The Securities and Exchange Commission (SEC) has filed a brief in support of Vanguard whistleblower David Danon, who claims he was wrongfully fired after opposing the financial firm’s tax practices. The SEC filed its “friend of the court” brief on Monday, claiming Danon should qualify for whistleblower protection.

Mr. Danon worked as a tax lawyer for Vanguard Group, the largest mutual fund company in the United States. He was fired in 2013 for “not doing his job,” according to the Malvern, Pennsylvania-based financial firm.

The Vanguard whistleblower disagrees, and claims, he was fired because he complained internally about the company underpaying federal and state income taxes. He filed a wrongful termination lawsuit in U.S. District Court for the Eastern District of Pennsylvania near the end of last year. Mr. Danon claims that Vanguard owes roughly $35 billion in federal and state taxes, interest and penalties dating back to 2007.

In response, Vanguard filed a motion to get Mr. Danon’s case tossed, arguing that whistleblower protection laws are only for individuals that come directly to the SEC with potential securities law violations before they are fired. In other words, Vanguard says Mr. Danon isn’t eligible for whistleblower protections because he voiced concerns internally to Vanguard before he ultimately brought allegations to the SEC.

The SEC’s brief to Judge C. Darnell Jones—the federal judge overseeing the Vanguard whistleblower lawsuit—maintains that the Dodd-Frank Wall Street Reform and Consumer Protection Act authorizes the agency to offer rewards to individuals who voluntarily provide the SEC with information that leads to a successful enforcement action, and prohibits employers from retaliating against whistleblowers. Dodd-Frank whistleblower rules are in place to protect individuals who report violations internally, the SEC says. If the Vanguard whistleblower lawsuit were to be dismissed, the SEC believes it would “substantially weaken” the agency’s ability to use whistleblowers as the foundation for building cases against corporations accused of wrongdoing.

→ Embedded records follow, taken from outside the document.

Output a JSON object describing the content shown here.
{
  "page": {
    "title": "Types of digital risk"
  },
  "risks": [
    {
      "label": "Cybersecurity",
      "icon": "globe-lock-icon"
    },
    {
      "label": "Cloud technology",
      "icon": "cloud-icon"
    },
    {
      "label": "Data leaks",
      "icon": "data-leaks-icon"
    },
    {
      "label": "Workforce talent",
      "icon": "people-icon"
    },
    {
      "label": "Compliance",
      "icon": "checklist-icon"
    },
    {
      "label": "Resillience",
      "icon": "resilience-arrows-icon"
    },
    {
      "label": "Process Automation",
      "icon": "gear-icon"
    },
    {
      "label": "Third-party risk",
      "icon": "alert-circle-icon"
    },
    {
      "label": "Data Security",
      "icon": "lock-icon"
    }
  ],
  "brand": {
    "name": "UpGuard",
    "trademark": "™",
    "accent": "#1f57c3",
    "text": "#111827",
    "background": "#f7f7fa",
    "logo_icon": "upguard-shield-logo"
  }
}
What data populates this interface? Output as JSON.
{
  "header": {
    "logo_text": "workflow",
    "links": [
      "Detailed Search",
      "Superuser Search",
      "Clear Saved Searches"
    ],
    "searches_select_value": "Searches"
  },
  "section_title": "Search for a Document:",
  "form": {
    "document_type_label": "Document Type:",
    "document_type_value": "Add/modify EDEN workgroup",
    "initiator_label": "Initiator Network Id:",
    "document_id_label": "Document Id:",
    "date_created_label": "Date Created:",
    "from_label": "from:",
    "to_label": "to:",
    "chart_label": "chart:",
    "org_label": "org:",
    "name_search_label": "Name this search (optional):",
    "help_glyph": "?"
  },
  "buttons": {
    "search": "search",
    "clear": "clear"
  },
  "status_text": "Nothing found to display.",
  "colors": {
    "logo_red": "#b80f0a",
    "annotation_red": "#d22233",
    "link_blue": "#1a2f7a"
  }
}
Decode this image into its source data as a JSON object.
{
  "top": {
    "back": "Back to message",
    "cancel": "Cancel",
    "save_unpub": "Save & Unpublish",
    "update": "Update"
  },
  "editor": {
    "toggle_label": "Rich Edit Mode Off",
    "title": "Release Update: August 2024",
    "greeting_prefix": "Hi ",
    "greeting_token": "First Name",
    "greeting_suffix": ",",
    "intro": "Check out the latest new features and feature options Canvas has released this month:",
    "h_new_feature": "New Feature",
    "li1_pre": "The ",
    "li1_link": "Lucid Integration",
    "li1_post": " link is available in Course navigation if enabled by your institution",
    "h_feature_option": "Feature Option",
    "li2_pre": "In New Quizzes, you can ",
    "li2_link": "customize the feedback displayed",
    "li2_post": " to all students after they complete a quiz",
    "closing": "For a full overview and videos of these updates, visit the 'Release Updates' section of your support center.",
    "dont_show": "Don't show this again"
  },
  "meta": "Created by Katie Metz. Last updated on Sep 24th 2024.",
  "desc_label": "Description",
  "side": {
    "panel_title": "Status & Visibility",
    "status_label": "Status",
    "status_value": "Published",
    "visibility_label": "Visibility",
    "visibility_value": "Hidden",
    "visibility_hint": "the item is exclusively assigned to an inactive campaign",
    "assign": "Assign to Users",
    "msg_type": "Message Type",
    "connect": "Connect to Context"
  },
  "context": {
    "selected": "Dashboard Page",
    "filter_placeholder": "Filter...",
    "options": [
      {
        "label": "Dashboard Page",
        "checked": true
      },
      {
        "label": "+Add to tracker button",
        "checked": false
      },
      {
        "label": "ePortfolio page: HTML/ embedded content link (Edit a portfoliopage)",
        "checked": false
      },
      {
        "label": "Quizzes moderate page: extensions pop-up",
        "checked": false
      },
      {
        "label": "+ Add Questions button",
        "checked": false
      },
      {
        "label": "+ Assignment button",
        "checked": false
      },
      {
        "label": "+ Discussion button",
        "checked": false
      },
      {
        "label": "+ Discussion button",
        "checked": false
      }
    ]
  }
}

The irony with this Vanguard whistleblower case is that companies have long battled with the SEC over the question of whistleblower status. When Dodd-Frank was being crafted, some companies were adamant that employees should be encouraged to report any wrongdoing internally before bringing allegations directly to the SEC. How ironic that these same companies are fighting a rule they were supporting a few years ago.

How do the courts view this question of whistleblower status when allegations are made internally before being brought to the SEC? Thus far, they haven’t been consistent. According to the Wall Street Journal, a federal appeals court ruled last September that employees who report internally before bringing allegations to the SEC’s attention are protected, but another court has ruled that they don’t enjoy whistleblower protection.

The SEC has said it is not taking a position on the specifics of Mr. Danon’s Vanguard whistleblower allegations, only on the requirements necessary for claiming whistleblower protection. The agency has issued a regulation on the question of whistleblower protection, and Monday’s brief is in defense of that regulation.

The Vanguard Whistleblower is Helping Beyond the SEC

It is worth noting that last year, Mr. Danon received an informer’s fee of $117,000 for helping the state of Texas collect back taxes owed by Vanguard. Texas audited Vanguard on four separate occasions in 2015, finding that the company owed taxes in each audit.

Mr. Danon has made accusations to the Internal Revenue Service, California, New York and other states, claiming the firm illegally avoided paying taxes. In the California case, the state’s Franchise Tax Board recently told Mr. Danon that the claims against his former employer warranted a criminal investigation. Vanguard could be liable for up hundreds of millions of dollars in that case alone.

In addition to these Vanguard whistleblower claims, Mr. Danon has also alleged to the SEC that Vanguard underpaid its own management affiliate in an effort to minimize its income-tax obligations while the firm hid illegal cash reserves from tax authorities and the company’s investors.

For their part, Vanguard has said the company’s financial arrangements are legal.